É como se, de um momento para o outro algo se tivesse interposto entre aqueles homens e a sua lógica inabalável. Filhos de um passado que não foi seu, vitimas de um sistema que os satisfaz plenamente, mas o anulou enquanto seres com vontade própria, foi como se, por magia, alguém lhes devolvesse essa vontade e com ela muitas outras coisas.
Uns, os acomodados, pretendem viver uma vida que, de preferência já tenha sido vivida, para assim poderem vegetar indolentemente enquanto fingem que vivem. Os outros, os incomodados pretendem coisas novas, sentir a vida a cada instante, correr o risco das descobertas e do desconhecido.
Mais do que qualquer outra coisa é isto que está em jogo. O pregador e deus têm o significado que têm, mas são pouco mais que catalisadores num processo tão longo como o homem.

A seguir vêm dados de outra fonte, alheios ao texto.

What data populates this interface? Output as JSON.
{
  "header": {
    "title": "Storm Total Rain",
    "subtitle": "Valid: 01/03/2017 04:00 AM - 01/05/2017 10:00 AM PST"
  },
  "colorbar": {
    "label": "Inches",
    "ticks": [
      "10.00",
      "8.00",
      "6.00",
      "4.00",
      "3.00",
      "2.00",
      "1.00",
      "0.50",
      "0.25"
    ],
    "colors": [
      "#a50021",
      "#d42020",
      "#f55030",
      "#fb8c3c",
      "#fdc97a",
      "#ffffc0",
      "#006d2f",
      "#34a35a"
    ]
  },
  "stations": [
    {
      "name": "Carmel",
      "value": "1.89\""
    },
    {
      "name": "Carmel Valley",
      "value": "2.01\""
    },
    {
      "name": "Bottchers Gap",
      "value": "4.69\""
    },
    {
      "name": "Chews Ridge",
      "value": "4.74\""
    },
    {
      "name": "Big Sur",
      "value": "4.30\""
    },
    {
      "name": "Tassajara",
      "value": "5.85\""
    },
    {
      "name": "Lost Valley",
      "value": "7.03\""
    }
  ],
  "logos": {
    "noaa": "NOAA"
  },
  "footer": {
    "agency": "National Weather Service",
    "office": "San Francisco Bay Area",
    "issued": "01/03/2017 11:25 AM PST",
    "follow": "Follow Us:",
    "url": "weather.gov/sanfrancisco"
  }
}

O homem foi criado para andar, mas são poucos os que andam; a maior parte rasteja, enquanto uma minoria deseja voar.
Quando o tumulto atingiu proporções difíceis de dominar o sonhador e os que o acompanhavam aperceberam-se do perigo que o pregador podia correr e, aproveitando a confusão, decidiram levá-lo para lugar seguro. Quando o outro grupo se apercebeu disso foi a caos total. As acusações mútuas redobraram de intensidade e em pouco tempo passou-se à agressão. Em pouco tempo generalizou-se uma pequena batalha que só não teve mais consequências, porque os meios disponíveis para as agressões eram poucos. Por fim com bancos partidos, janelas quebradas, tudo num reboliço tremendo os homens foram abandonando lentamente o Centro. Cabisbaixos, alguns envergonhados, mas quase todos decididos a não ceder. Cada qual pensava estar convencido de ter vencido. mesmo sem saber bem o quê.